A Associação Geral das Mulheres de Macau levou para Hengqin o conceito do seu popular Centro para Crianças e Famílias. As instalações foram inauguradas em Dezembro de 2021, sendo a primeira unidade do género a abrir portas na ilha.

A directora, Tong I Wan, assistente social proveniente de Macau, nota que a maioria dos serviços sociais existentes em Hengqin estava focada no apoio à terceira idade. “Tomámos a iniciativa de trazer os nossos serviços para Hengqin, que é considerada como um ‘novo lar’ para os residentes de Macau.”

O Centro para Crianças e Famílias de Hengqin-Macau localiza-se junto à Vila de Xiacun, numa zona que vai acolher no futuro um centro de serviços públicos. O espaço tem uma área de 760 metros quadrados, dividida por dois andares. “O seu design segue o do Centro para Crianças e Famílias em Macau, incluindo várias divisões para diversas actividades”, diz a responsável.

As famílias que vivem na zona da Vila de Xiacun compõem a maioria dos utentes da unidade. “No início, como o centro é novo, foi difícil criar laços com os locais”, reconhece Tong I Wan. “As pessoas pensavam que íamos cobrar uma tarifa para participarem nas actividades.
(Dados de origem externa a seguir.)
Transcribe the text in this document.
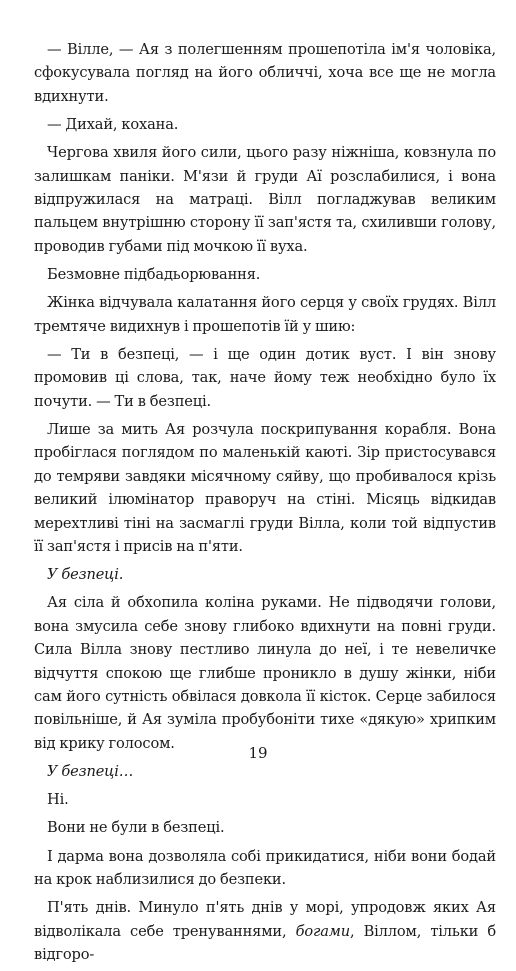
— Вілле, — Ая з полегшенням прошепотіла ім'я чоловіка, сфокусувала погляд на його обличчі, хоча все ще не могла вдихнути.

— Дихай, кохана.

Чергова хвиля його сили, цього разу ніжніша, ковзнула по залишкам паніки. М'язи й груди Аї розслабилися, і вона відпружилася на матраці. Вілл погладжував великим пальцем внутрішню сторону її зап'ястя та, схиливши голову, проводив губами під мочкою її вуха.

Безмовне підбадьорювання.

Жінка відчувала калатання його серця у своїх грудях. Вілл тремтяче видихнув і прошепотів їй у шию:

— Ти в безпеці, — і ще один дотик вуст. І він знову промовив ці слова, так, наче йому теж необхідно було їх почути. — Ти в безпеці.

Лише за мить Ая розчула поскрипування корабля. Вона пробіглася поглядом по маленькій каюті. Зір пристосувався до темряви завдяки місячному сяйву, що пробивалося крізь великий ілюмінатор праворуч на стіні. Місяць відкидав мерехтливі тіні на засмаглі груди Вілла, коли той відпустив її зап'ястя і присів на п'яти.

У безпеці.

Ая сіла й обхопила коліна руками. Не підводячи голови, вона змусила себе знову глибоко вдихнути на повні груди. Сила Вілла знову пестливо линула до неї, і те невеличке відчуття спокою ще глибше проникло в душу жінки, ніби сам його сутність обвілася довкола її кісток. Серце забилося повільніше, й Ая зуміла пробубоніти тихе «дякую» хрипким від крику голосом.

У безпеці…

Ні.

Вони не були в безпеці.

І дарма вона дозволяла собі прикидатися, ніби вони бодай на крок наблизилися до безпеки.

П'ять днів. Минуло п'ять днів у морі, упродовж яких Ая відволікала себе тренуваннями, богами, Віллом, тільки б відгоро-

19
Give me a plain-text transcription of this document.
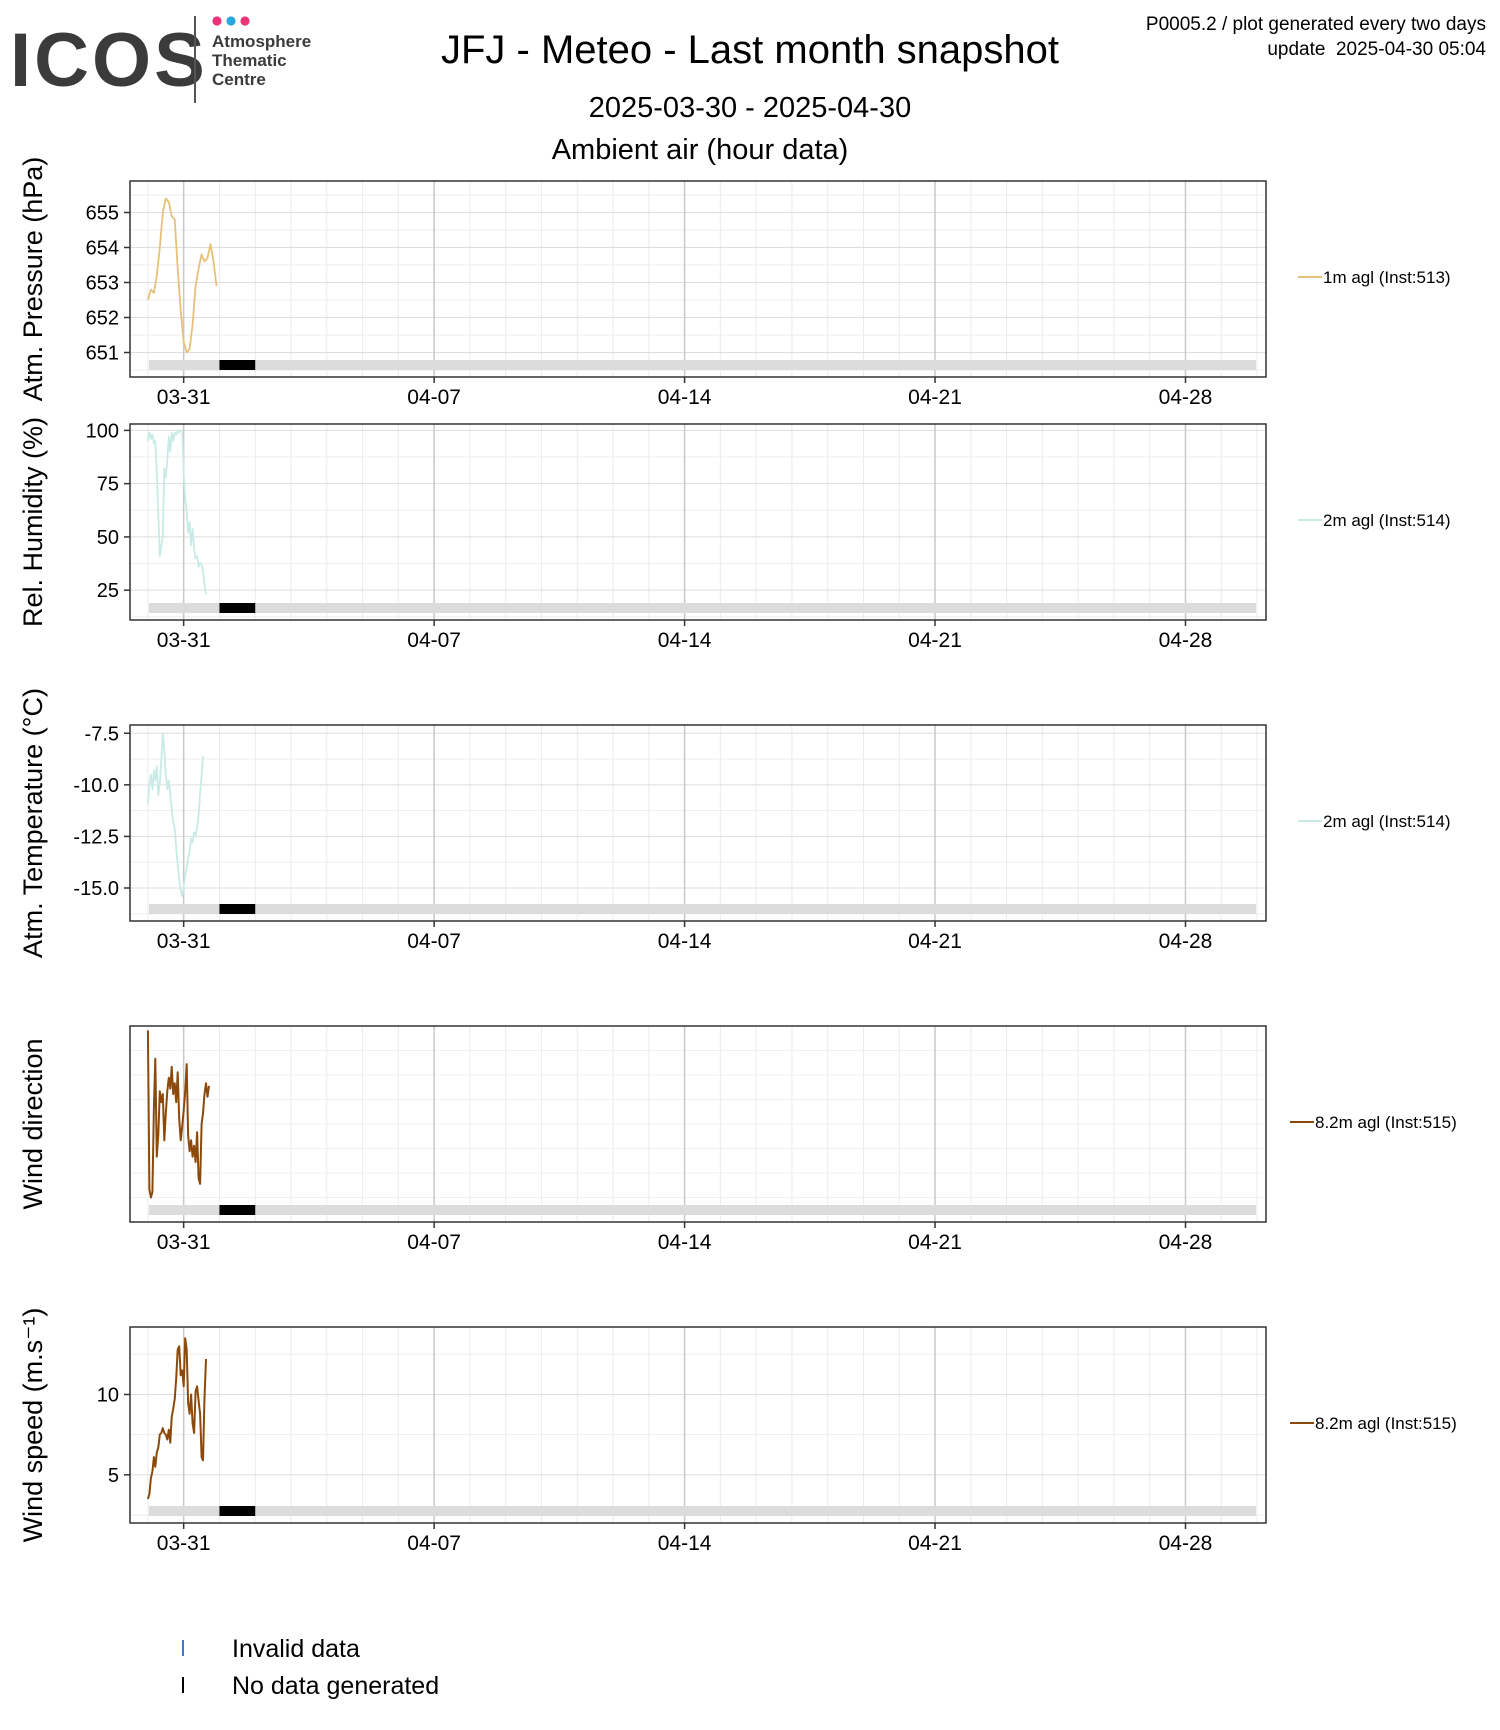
ICOS Atmosphere
Thematic
Centre
JFJ - Meteo - Last month snapshot
2025-03-30 - 2025-04-30
Ambient air (hour data)
P0005.2 / plot generated every two days
update  2025-04-30 05:04
1m agl (Inst:513)
651
652
653
654
655
03-31	04-07	04-14	04-21	04-28
Atm. Pressure (hPa)
2m agl (Inst:514)
25
50
75
100
03-31	04-07	04-14	04-21	04-28
Rel. Humidity (%)
2m agl (Inst:514)
-15.0
-12.5
-10.0
-7.5
03-31	04-07	04-14	04-21	04-28
Atm. Temperature (°C)
8.2m agl (Inst:515)
03-31	04-07	04-14	04-21	04-28
Wind direction
8.2m agl (Inst:515)
5
10
03-31	04-07	04-14	04-21	04-28
Wind speed (m.s⁻¹)
Invalid data
No data generated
Depois de lhes explicarmos o nosso funcionamento, as actividades começaram a ganhar popularidade.”

O Centro para Crianças e Famílias de Hengqin-Macau, a cargo da Associação Geral das Mulheres de Macau, abriu portas em Dezembro de 2021

Antes de começar as suas funções no centro em Hengqin, Tong I Wan trabalhou durante seis anos nas instalações em Macau da Associação Geral das Mulheres, no apoio a vítimas de violência doméstica. “A cultura entre Macau e Hengqin é diferente. Os residentes daqui não estão tão conscientes dos apoios existentes; ou seja, as pessoas não costumam pedir ajuda quando têm alguma dificuldade”, nota.

Além disso, a responsável admite que é necessário tempo para os funcionários provenientes de Macau se habituarem ao ambiente de trabalho no Interior da China. “O ritmo aqui é mais rápido e a exigência é diferente”, refere.

A equipa do centro inclui assistentes sociais de Macau e do Interior da China. Nas palavras de Tong I Wan, a fórmula tem provado ser eficaz. “Por um lado, o treino dos assistentes sociais provenientes de Macau é mais sistemático: por exemplo, os casos de apoio são acompanhados de forma distinta. Porém, os assistentes sociais do Interior da China conhecem melhor a sociedade de Hengqin e, assim, podem contribuir com a sua experiência para a organização das actividades”, diz.

Olhando para o futuro, a Associação Geral das Mulheres de Macau tem planos para disponibilizar os seus serviços de apoio às famílias no projecto do Novo Bairro de Macau. De acordo com os seus dirigentes, a organização está também a trabalhar com a Associação Geral das Mulheres de Zhuhai, de forma a explorarem opções sobre como integrarem melhor os respectivos serviços, para apoiar a comunidade de residentes de Macau a viver no município vizinho.